Targeting glutamine metabolism in leukemia aims to reduce its uptake, block its catabolism, and thereby prevent its further utilization (Figure 1). In recent work, a non-specific inhibitor of glutamine transporter SLC1A5, namely L-c-glutamyl-p-nitroanilide (GPNA), showed efficacy in inhibiting leukemia progression in a xenograft AML model in vivo [30][37]. It will be interesting in the future to test more specific inhibitors, such as V-9302, which has been found to be effective in solid tumor models [31][38]. Notably, inhibitors targeting FLT3-ITD show promise in inhibiting glutamine uptake and exhibiting synergistic effects with glutaminase inhibitors. Given the importance of GSH, a vital antioxidant produced via glutamine catabolism, in mitigating oxidative-stress-induced cell death, combining glutamine inhibition with other chemotherapy drugs that induce ROS seems to be a rational choice. Glutamine deprivation might overcome resistance to BCL-2 inhibitors by perturbing mitochondrial integrity and function. In the future, it warrants further investigation of other glutamine-dependent biosynthetic pathways, such as nucleotide biosynthesis, to determine its potential synergy with other chemotherapeutics in leukemia.
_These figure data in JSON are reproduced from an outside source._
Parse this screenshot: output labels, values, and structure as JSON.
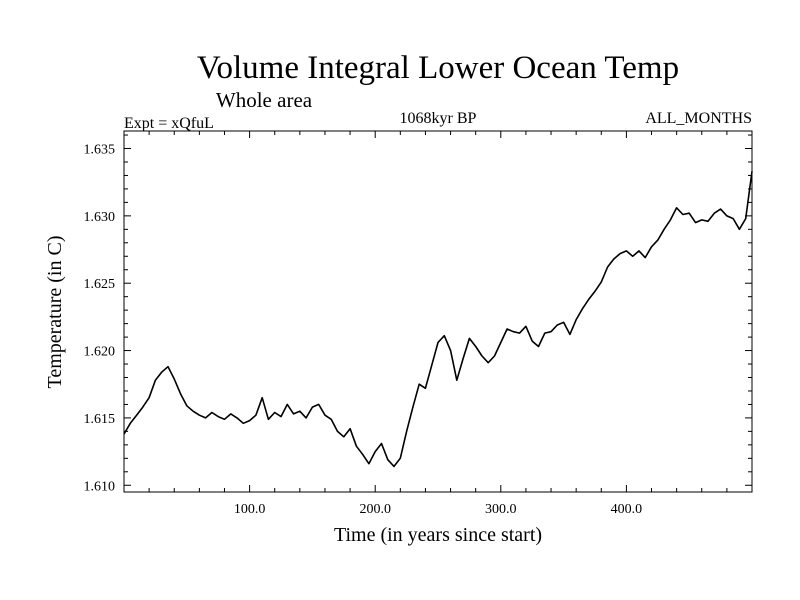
{
  "chart_data": {
    "type": "line",
    "title": "Volume Integral Lower Ocean Temp",
    "subtitle": "Whole area",
    "experiment": "Expt = xQfuL",
    "period": "1068kyr BP",
    "months": "ALL_MONTHS",
    "xlabel": "Time (in years since start)",
    "ylabel": "Temperature (in C)",
    "xlim": [
      0,
      500
    ],
    "ylim": [
      1.6095,
      1.6363
    ],
    "x_tick_values": [
      100,
      200,
      300,
      400
    ],
    "x_tick_labels": [
      "100.0",
      "200.0",
      "300.0",
      "400.0"
    ],
    "y_tick_values": [
      1.61,
      1.615,
      1.62,
      1.625,
      1.63,
      1.635
    ],
    "y_tick_labels": [
      "1.610",
      "1.615",
      "1.620",
      "1.625",
      "1.630",
      "1.635"
    ],
    "series": [
      {
        "name": "Volume Integral Lower Ocean Temp",
        "x": [
          0,
          5,
          10,
          15,
          20,
          25,
          30,
          35,
          40,
          45,
          50,
          55,
          60,
          65,
          70,
          75,
          80,
          85,
          90,
          95,
          100,
          105,
          110,
          115,
          120,
          125,
          130,
          135,
          140,
          145,
          150,
          155,
          160,
          165,
          170,
          175,
          180,
          185,
          190,
          195,
          200,
          205,
          210,
          215,
          220,
          225,
          230,
          235,
          240,
          245,
          250,
          255,
          260,
          265,
          270,
          275,
          280,
          285,
          290,
          295,
          300,
          305,
          310,
          315,
          320,
          325,
          330,
          335,
          340,
          345,
          350,
          355,
          360,
          365,
          370,
          375,
          380,
          385,
          390,
          395,
          400,
          405,
          410,
          415,
          420,
          425,
          430,
          435,
          440,
          445,
          450,
          455,
          460,
          465,
          470,
          475,
          480,
          485,
          490,
          495,
          500
        ],
        "values": [
          1.6138,
          1.6146,
          1.6152,
          1.6158,
          1.6165,
          1.6178,
          1.6184,
          1.6188,
          1.6179,
          1.6168,
          1.6159,
          1.6155,
          1.6152,
          1.615,
          1.6154,
          1.6151,
          1.6149,
          1.6153,
          1.615,
          1.6146,
          1.6148,
          1.6152,
          1.6165,
          1.6149,
          1.6154,
          1.6151,
          1.616,
          1.6153,
          1.6155,
          1.615,
          1.6158,
          1.616,
          1.6152,
          1.6149,
          1.614,
          1.6136,
          1.6142,
          1.6129,
          1.6123,
          1.6116,
          1.6125,
          1.6131,
          1.6119,
          1.6114,
          1.612,
          1.614,
          1.6158,
          1.6175,
          1.6172,
          1.6189,
          1.6206,
          1.6211,
          1.62,
          1.6178,
          1.6194,
          1.6209,
          1.6203,
          1.6196,
          1.6191,
          1.6196,
          1.6206,
          1.6216,
          1.6214,
          1.6213,
          1.6218,
          1.6207,
          1.6203,
          1.6213,
          1.6214,
          1.6219,
          1.6221,
          1.6212,
          1.6223,
          1.6231,
          1.6238,
          1.6244,
          1.6251,
          1.6262,
          1.6268,
          1.6272,
          1.6274,
          1.627,
          1.6274,
          1.6269,
          1.6277,
          1.6282,
          1.629,
          1.6297,
          1.6306,
          1.6301,
          1.6302,
          1.6295,
          1.6297,
          1.6296,
          1.6302,
          1.6305,
          1.63,
          1.6298,
          1.629,
          1.6298,
          1.6333
        ]
      }
    ]
  }
}
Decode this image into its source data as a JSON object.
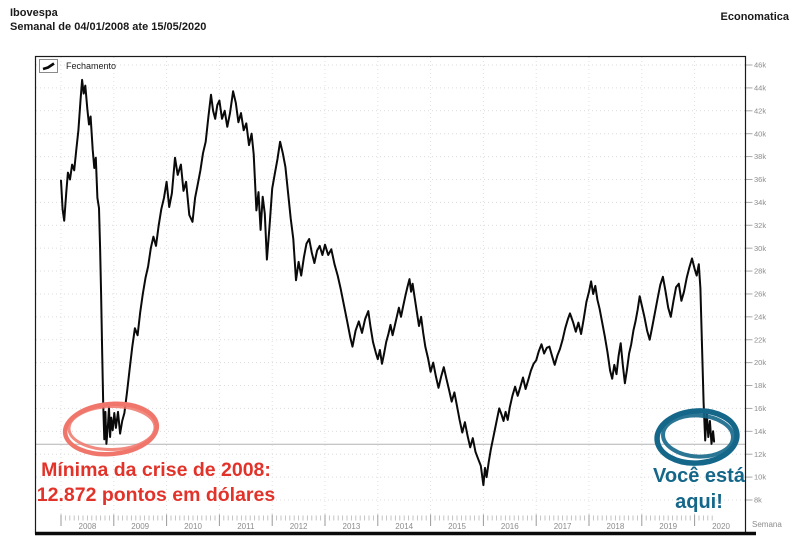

Figure 1. Therapeutic strategies that perturb glutamine metabolism. Glutamine (Gln) is transported into cells through cell surface transporters (SLC38A1). It is used as a precursor for protein synthesis. Intracellularly, glutamine is broken down into glutamate (Glu) by enzymes like GLS. Glutamate enters the TCA cycle via further catabolism into a-ketoglutarate (α-KG), which is critical to replenish the TCA cycle intermediates for other biosynthetic pathways or ATP production through oxidative phosphorylation (OXPHOS). Glu is also a critical precursor to synthesize glutathione (GSH), a key antioxidant to mitigate oxidative stress in leukemic cells. Combined treatment primarily focuses on blocking glutamine uptake or blocking its conversion into glutamate. In certain settings, L-asparaginase (ASNase) can deplete extracellular glutamine, which further reduces its intracellular utilization. Venetoclax (VEN) enhances the inhibitory effect of amino acid deprivation caused by ASNase treatment on mTOR, ultimately leading to the suppression of MCL-1 protein expression. 6-diazo-5-oxo-L-norleucine, also known as DON, is a glutamine analog. It disrupts multiple metabolic reactions that utilize glutamine as a substrate. CB-839, a GLS inhibitor, inhibits glutamate production and significantly increases ROS when combined with oxidizing agents, such as ATO/HHT. BCL-2 enhances mitochondrial OXPHOS for energy production, and thus its inhibition synergizes with CB-839 to disrupt energy production and mitochondrial function. Additionally, FLT3-TKI (AC220) reduces glutamine uptake and utilization in leukemic cells and thus shows synergy with CB-839, likely through perturbing bioenergetics.